Pour renouer avec le succès, les grands magasins doivent opérer un retour aux sources et miser sur de vastes magasins amiraux qui surprennent le shopper par leur assortiment inégalé, un service irréprochable et une expérience hors du commun. « Les grands magasins ne peuvent pas faire dans la demi-mesure. »
Maarten de Groot van Embden a été pendant 26 ans secrétaire général et directeur général de l’IADS, l’International Association of Department Stores. La plus ancienne association de grands magasins compte des membres dans 25 pays et favorise les échanges d’expériences. « Comme ce ne sont pas des concurrents directs, ils peuvent s’exprimer plus librement. » Avec un tel pedigree, autant dire que notre interlocuteur dispose d’un réseau professionnel étendu et d’une expérience unique du secteur des grands magasins à l’échelle mondiale. Il est donc idéalement placé pour nous apporter son éclairage sur les tendances et évolutions à l’œuvre dans ce secteur en mouvement.
Transport et tourisme
« Les grands magasins ont été la première forme organisée du retail. Ils ont vu le jour à la moitié du 19e siècle en France, en Grande-Bretagne, aux États-Unis… Leur taille était plutôt modeste par rapport aux normes actuelles, environ 2 000 mètres carrés, mais leur superficie s’est rapidement étendue à mesure que s’ajoutaient de nouvelles catégories de produits. »
L’identité du tout premier grand magasin fait débat. Il pourrait s’agir d’A.T. Stewart, ouvert à Broadway (New York) en 1848. Ce magasin était surnommé ‘le palais de marbre’. Bainbridge’s a ouvert ses portes à Newcastle en Grande-Bretagne en 1849. Le Bon Marché parisien date de 1852. Dès les origines, la grandeur architecturale constitue l’une des principales caractéristiques des grands magasins. Cela est lié aux évolutions industrielles qui marquent cette époque. L’électricité et l’escalator font leur apparition. Les nouvelles constructions en acier permettent de réaliser des bâtiments de plus grande envergure. En 1891, un grand magasin de cinq étages baptisé ‘Palacio de Hierro’, littéralement ‘le palais d’acier’, est inauguré à Mexico.

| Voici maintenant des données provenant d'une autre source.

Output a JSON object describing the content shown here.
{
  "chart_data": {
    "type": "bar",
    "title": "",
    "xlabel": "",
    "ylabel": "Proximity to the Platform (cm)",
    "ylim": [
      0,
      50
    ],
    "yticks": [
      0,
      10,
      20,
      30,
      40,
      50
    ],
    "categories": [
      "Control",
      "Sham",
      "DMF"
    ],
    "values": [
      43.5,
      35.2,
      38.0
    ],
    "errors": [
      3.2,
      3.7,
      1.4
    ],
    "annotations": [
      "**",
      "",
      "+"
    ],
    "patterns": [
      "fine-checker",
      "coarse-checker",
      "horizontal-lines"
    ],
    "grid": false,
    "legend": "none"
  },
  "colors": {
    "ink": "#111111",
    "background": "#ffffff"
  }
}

Ces grands magasins étaient souvent implantés à proximité des gares ferroviaires. « Le transport est toujours un facteur important de nos jours. Je crois par exemple beaucoup au potentiel des shopping malls dans les aéroports. Le tourisme est et reste une importante source de revenus pour les grands magasins. Les Galeries Lafayette réalisent 60 % de leur chiffre d’affaires grâce aux shoppers étrangers. »
Identité nationale
« On observe actuellement de grandes différences au niveau du positionnement des grands magasins dans le monde. Dans la plupart des pays d’Europe occidentale, le positionnement est plutôt haut de gamme : c’est notamment le cas du Bon Marché ou de Selfridges. Mais ce n’est certainement pas la seule option. Dans certains pays d’Asie et d’Amérique du Sud, les grands magasins pratiquent des prix plus bas et se veulent plus accessibles. C’était d’ailleurs aussi le cas en Europe au début : les premiers acteurs britanniques et français étaient aussi plus abordables. Grâce à leur grandeur d’échelle, ils étaient en mesure d’acheter en masse et de revendre les produits à des prix plus avantageux. Le même processus est aujourd’hui à l’œuvre dans les économies émergentes. »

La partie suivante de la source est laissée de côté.